The day after Mom’s funeral, I climbed the sagging cement steps to Viola’s tiny farmhouse, just a minute’s drive south of the cemetery. Viola couldn’t attend Mom’s service. It’s hard to make it to funerals when the only thing you drive is a wheelchair. Polio attacked this mother of two in the 1950s. Later in retirement, a heart attack killed Viola’s husband—leaving her alone on the family farm.
At the nudging of God’s Spirit that morning, I gathered several of the gorgeous funeral bouquets to deliver them to the ill and elderly from my parent’s church. Viola’s was my first stop. Fighting against the piercing March wind, I paused on Viola’s sidewalk. My mind shuddered, wildly threatening to talk me out of ringing the doorbell.
Would Viola recognize me? Would she even open her door to woman she hadn’t seen in decades? I sighed deeply, hoping Viola remembered me when I explained that I was Bernice’s daughter. Two days before Mom entered the hospital for the last time, she climbed the same sagging concrete steps on top of that windswept hill to visit and bring a smile to Viola.
Viola was the only person I knew growing up in our rural community who couldn’t walk. I loved Viola’s striking silver hair and her carefree smile. Her beauty radiated far beyond her disabled body.
Being There for Others
Polio and a wheelchair did not define Viola. Cancer and scars did not define Bernice. Viola, like Mom, smiled at the future.
After a heartwarming visit with Viola that chilly March day, I delivered more funeral flowers to two local nursing homes, then to Benny and his wife, Marie, whose cancer was gnawing away at her strength.
I am warmed by the memory of delight I offered to each of Mom’s church friends.
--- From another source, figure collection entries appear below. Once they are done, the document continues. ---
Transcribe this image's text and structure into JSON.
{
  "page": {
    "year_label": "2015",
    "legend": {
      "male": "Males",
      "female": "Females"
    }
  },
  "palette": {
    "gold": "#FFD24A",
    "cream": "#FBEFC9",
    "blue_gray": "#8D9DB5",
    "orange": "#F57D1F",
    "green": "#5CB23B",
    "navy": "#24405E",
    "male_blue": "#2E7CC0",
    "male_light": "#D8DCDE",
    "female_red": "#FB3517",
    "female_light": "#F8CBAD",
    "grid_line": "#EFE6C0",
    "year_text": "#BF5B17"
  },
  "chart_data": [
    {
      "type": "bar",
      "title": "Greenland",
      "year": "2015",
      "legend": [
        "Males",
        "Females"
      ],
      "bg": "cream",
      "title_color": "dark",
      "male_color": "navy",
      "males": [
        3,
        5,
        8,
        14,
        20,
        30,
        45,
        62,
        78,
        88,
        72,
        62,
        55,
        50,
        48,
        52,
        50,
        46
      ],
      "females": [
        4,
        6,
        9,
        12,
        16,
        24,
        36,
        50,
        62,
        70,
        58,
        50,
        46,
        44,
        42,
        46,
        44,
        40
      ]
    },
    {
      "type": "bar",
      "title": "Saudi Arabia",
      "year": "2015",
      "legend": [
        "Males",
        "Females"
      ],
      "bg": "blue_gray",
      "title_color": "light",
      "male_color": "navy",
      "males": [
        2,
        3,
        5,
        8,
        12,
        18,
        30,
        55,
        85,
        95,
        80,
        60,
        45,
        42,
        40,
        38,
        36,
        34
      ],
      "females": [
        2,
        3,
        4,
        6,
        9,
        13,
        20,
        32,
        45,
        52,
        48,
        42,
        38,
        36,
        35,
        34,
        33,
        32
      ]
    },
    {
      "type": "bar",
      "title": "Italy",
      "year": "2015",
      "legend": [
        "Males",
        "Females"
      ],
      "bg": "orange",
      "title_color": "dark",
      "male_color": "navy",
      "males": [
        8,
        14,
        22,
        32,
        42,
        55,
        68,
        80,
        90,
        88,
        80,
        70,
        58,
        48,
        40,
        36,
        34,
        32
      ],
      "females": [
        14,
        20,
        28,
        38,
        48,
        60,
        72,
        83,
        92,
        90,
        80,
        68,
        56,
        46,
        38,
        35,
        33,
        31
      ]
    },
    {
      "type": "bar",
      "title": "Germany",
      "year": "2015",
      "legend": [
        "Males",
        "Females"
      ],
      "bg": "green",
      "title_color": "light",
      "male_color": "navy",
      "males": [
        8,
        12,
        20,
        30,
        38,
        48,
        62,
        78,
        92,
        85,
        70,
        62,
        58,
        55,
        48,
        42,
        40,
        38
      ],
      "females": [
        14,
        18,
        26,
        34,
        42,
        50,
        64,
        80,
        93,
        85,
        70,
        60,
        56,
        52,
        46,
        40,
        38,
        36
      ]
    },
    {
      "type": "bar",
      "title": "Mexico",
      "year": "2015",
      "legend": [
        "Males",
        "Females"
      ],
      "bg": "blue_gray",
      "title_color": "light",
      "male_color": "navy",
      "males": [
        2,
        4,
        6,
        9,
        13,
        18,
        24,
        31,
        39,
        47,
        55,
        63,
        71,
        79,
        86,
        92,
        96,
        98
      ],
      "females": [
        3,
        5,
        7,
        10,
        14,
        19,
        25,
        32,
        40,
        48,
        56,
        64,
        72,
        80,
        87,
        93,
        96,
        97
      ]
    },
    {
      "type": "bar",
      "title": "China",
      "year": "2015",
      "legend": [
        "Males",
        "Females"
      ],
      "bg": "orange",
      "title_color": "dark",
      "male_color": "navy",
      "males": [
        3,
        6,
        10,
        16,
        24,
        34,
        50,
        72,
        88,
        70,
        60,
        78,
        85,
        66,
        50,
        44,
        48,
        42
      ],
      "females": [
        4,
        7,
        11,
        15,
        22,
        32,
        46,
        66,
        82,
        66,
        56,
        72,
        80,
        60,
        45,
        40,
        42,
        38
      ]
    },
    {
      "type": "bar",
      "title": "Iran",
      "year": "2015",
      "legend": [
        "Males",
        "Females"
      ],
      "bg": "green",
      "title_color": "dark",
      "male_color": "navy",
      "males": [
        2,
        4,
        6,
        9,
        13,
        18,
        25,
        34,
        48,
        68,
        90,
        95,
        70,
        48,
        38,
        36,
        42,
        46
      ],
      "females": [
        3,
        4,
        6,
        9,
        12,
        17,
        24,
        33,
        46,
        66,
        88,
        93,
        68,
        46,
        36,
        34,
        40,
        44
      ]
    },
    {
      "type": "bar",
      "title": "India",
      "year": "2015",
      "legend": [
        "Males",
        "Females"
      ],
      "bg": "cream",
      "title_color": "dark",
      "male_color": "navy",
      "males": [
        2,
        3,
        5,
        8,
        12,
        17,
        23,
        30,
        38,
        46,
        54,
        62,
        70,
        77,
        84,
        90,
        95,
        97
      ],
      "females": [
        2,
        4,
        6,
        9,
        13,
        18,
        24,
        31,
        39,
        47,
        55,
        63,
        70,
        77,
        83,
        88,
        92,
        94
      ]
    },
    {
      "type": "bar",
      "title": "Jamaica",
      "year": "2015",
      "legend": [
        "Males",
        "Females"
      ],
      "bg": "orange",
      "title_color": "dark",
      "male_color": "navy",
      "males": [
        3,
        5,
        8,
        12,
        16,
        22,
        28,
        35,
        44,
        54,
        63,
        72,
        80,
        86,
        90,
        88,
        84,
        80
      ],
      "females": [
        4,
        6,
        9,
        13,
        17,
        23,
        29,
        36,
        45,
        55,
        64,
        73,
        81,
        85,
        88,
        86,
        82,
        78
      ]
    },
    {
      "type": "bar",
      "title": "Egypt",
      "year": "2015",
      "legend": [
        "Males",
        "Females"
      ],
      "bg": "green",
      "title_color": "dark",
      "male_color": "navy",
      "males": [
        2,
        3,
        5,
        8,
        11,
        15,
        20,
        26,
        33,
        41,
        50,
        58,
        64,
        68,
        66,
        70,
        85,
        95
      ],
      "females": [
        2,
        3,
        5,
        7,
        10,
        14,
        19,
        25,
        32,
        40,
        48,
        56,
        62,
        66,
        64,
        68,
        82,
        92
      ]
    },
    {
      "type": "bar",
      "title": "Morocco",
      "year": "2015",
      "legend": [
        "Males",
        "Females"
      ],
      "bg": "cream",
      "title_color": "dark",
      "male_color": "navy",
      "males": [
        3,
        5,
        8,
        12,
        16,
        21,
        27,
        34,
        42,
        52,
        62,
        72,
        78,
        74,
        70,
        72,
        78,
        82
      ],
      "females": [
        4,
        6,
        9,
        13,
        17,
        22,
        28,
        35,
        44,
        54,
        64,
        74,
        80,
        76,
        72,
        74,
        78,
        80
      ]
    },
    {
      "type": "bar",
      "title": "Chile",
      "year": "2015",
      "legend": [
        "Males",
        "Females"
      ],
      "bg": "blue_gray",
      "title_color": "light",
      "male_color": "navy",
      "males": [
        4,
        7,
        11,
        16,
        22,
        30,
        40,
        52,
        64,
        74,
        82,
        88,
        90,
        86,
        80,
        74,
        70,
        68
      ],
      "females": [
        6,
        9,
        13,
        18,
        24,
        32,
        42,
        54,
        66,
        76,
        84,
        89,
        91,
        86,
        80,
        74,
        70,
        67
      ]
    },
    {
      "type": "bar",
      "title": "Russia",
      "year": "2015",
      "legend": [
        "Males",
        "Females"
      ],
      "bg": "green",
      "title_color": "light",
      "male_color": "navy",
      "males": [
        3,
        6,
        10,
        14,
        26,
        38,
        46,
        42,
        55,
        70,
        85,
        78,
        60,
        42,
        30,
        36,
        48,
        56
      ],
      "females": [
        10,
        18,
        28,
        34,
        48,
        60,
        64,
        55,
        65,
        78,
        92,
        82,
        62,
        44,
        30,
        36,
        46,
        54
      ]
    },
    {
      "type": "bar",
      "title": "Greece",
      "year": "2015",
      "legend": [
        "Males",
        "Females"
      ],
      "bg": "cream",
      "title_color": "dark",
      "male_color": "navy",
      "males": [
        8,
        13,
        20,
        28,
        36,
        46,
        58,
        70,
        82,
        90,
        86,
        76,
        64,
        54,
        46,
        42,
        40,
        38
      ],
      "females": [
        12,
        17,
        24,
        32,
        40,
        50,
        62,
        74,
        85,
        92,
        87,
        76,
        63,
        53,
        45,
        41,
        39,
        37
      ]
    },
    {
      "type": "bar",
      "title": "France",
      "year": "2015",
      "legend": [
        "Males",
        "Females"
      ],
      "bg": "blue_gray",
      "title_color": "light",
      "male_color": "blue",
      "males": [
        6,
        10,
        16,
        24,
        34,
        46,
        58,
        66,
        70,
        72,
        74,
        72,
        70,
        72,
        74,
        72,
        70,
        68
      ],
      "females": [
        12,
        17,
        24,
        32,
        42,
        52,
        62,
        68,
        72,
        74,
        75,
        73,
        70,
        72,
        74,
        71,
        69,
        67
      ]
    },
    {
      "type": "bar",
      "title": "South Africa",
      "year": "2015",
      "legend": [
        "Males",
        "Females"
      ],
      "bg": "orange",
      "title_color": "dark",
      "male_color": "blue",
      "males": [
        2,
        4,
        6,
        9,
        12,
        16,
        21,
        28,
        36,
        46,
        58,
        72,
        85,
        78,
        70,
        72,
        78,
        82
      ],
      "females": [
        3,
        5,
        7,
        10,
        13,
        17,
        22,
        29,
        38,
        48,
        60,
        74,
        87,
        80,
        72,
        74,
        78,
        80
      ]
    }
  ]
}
That day I followed in the footsteps of my mother and my God. One of Mom’s last acts of compassion on this earth was to visit the ill, the lonely, the hurting.
One of the life-enduring gifts Bernice passed on to me is her serving spirit. It’s the same spirit reflected in the Gospels when Jesus urges His followers to visit and care for the widows, the sick, the imprisoned (Matthew 25:35-40). It’s the same spirit that prompts me today to take my collies on pet therapy visits to cheer the sick in a local hospital, to drive widows to doctor appointments, to call and write a friend in prison.
Jesus is the servant of all, and people scrambled to be around Him, even begging to touch the edge of His cloak so they would be healed. Every time we serve someone—friend or stranger—we are essentially helping that person touch the cloak of Jesus. It’s what my mother did right up until she was called to heaven. Mom did not let missing teeth or a scarred face keep her from visiting others who were too ill to leave their beds and homes.
People saw Jesus’ nail-scarred hands in Mom’s own hands marked by shaking tremors. They saw His compassion when they scanned her beaming blue eyes. They saw His gentleness when she served her home cooking. In being there for others, Bernice allowed God to radiate through her humanness and frailties.
Mom wasn’t an orator, an evangelist, or musician, but she could tell stories, make others laugh, and always share a smile for today and the future.
This article appears in the May 14, 2003, Power for Living edition produced by David C Cook publishing.